✾ 69.

42 5 1
                                    

Yıldıza basmayı unutmayın ^,^

KANGREN

Gündüzlerin maskesini geceler düşürürdü.

Güneş ışıklarının altında saklanan ruhun artık acıları geceleri tıpkı bir haşere gibi yerinden çıkar ve rahatsızlık verirdi. Aynı zamanda sığınaktı gece. Gündüzlerin yapmacıklığına inat gerçeklerle var olmayı bilirdi.

Geceleri içmez miydi insanlar? Geceleri ağlamaz mıydı? Geceleri dertlenmez miydi? Hastalanınca ateşimiz bile geceleri azıtıp uyutmaz mıydı?

Yine bir gece vakti, korkunç boş bir arazinin içindeki yıkık dökük bir kuyunun dibinde hayat arıyordum. Emir'in zifiri karanlık kuyusu.

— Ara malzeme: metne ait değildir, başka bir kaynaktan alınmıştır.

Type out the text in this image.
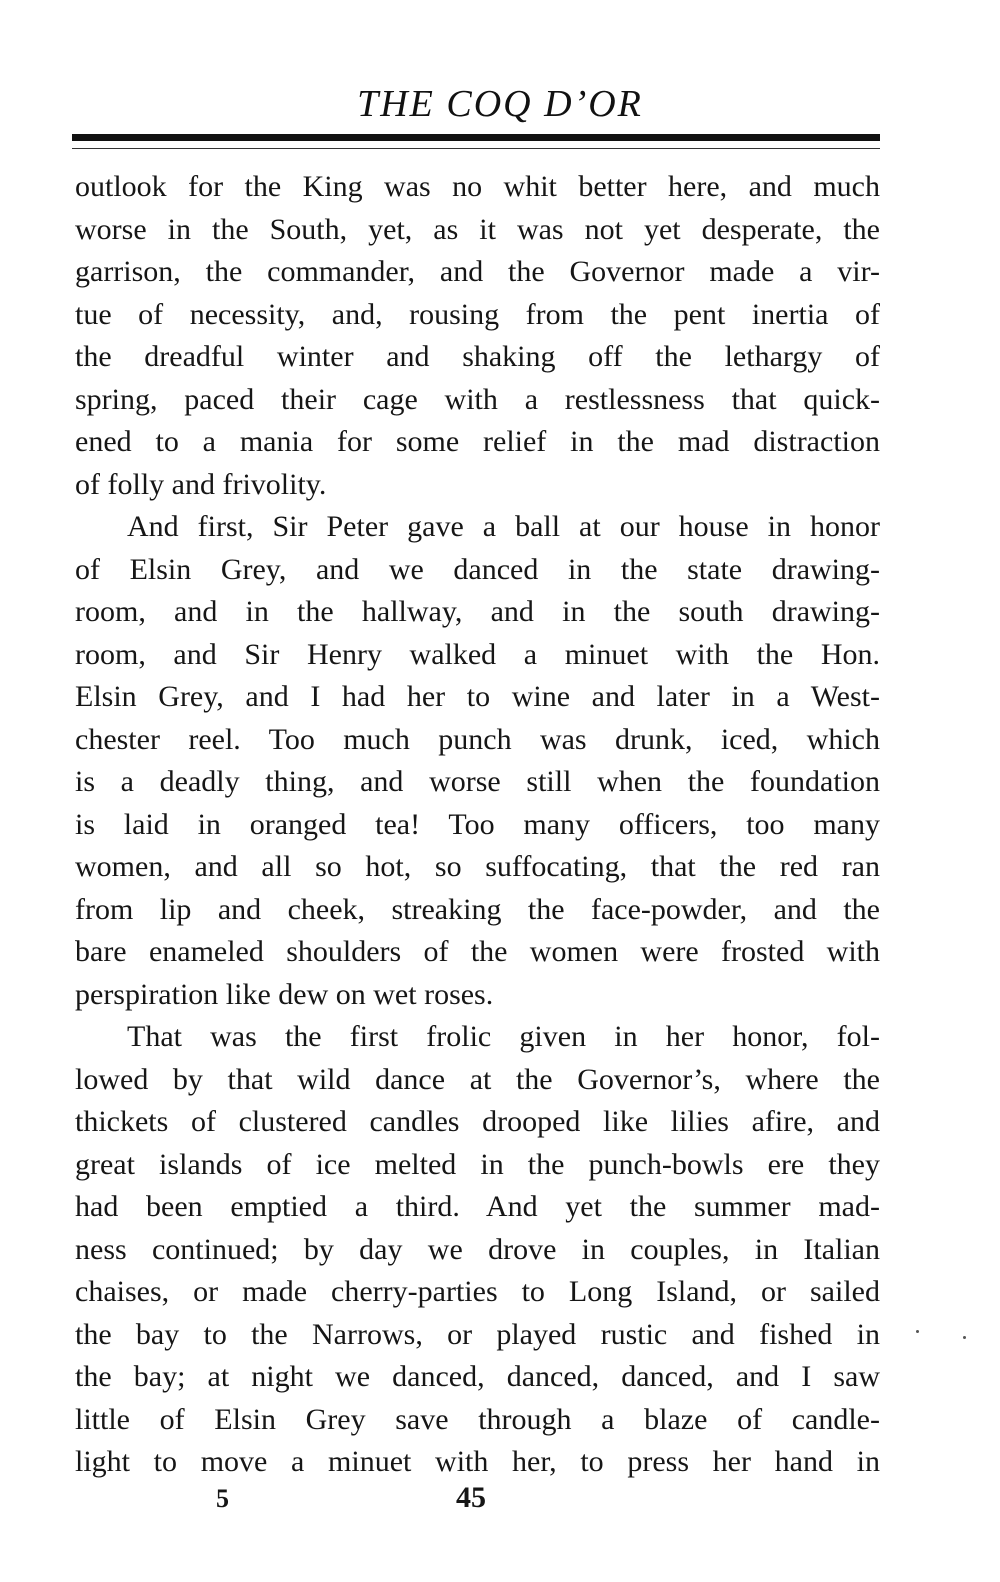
THE COQ D’OR
outlook for the King was no whit better here, and much
worse in the South, yet, as it was not yet desperate, the
garrison, the commander, and the Governor made a vir-
tue of necessity, and, rousing from the pent inertia of
the dreadful winter and shaking off the lethargy of
spring, paced their cage with a restlessness that quick-
ened to a mania for some relief in the mad distraction
of folly and frivolity.
And first, Sir Peter gave a ball at our house in honor
of Elsin Grey, and we danced in the state drawing-
room, and in the hallway, and in the south drawing-
room, and Sir Henry walked a minuet with the Hon.
Elsin Grey, and I had her to wine and later in a West-
chester reel. Too much punch was drunk, iced, which
is a deadly thing, and worse still when the foundation
is laid in oranged tea! Too many officers, too many
women, and all so hot, so suffocating, that the red ran
from lip and cheek, streaking the face-powder, and the
bare enameled shoulders of the women were frosted with
perspiration like dew on wet roses.
That was the first frolic given in her honor, fol-
lowed by that wild dance at the Governor’s, where the
thickets of clustered candles drooped like lilies afire, and
great islands of ice melted in the punch-bowls ere they
had been emptied a third. And yet the summer mad-
ness continued; by day we drove in couples, in Italian
chaises, or made cherry-parties to Long Island, or sailed
the bay to the Narrows, or played rustic and fished in
the bay; at night we danced, danced, danced, and I saw
little of Elsin Grey save through a blaze of candle-
light to move a minuet with her, to press her hand in
5	45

Yaraları vardı, yaraları ağırdı.

Issız bir tepede park ettiğimiz arabanın önüne oturarak far ışıklarında sessizce bekliyorduk. Karşıda, çok uzakta silik halde görünen şehir ışıkları alıyordu gözümüzü. Emir hunharca içiyordu. Sanki yaralarını kapatabilecekmiş gibi vurmuştu kendisini alkole.

Babasını orada bırakıp ayrıldıktan sonra tek kelime dahi etmemişti. Gözlerinin şişliği yanağına kadar inmişti. Yüzü ifadesiz ve sadece soğuktu. Bu hali beni fazlasıyla endişelendirirken her an sinir krizi geçirmesinden korkuyordum. Şişeleri bir bir devirirken hala tam anlamıyla sarhoş olmamıştı.

Gün boyu bana söylediği tek şey "Benimle içer misin?" olmuştu. Tüm gün anlamsızca şehrin bilmediğimiz sokaklarında dolaşmış, bir ara kız kulesini izlemeye gitmiştik. Birkaç defa konuşmayı denesem de başarılı olamamıştım.

Emir'in yıkık dökük olduğunu biliyordum ama ilk kez onu enkaz altındayken görüyordum.

Kafamda dolanan onlarca soru işareti vardı. Zihnimi ihtilal ediyor ve defalarca ona sormamı emrederek beni rahatsız ediyordu.

"Neden içmiyorsun?" dedi Emir bir anda saatlerdir süren sessizlik yeminini bozarak. Bacaklarıma sardığım kollarımı serbest bırakıp kendi birama uzandım.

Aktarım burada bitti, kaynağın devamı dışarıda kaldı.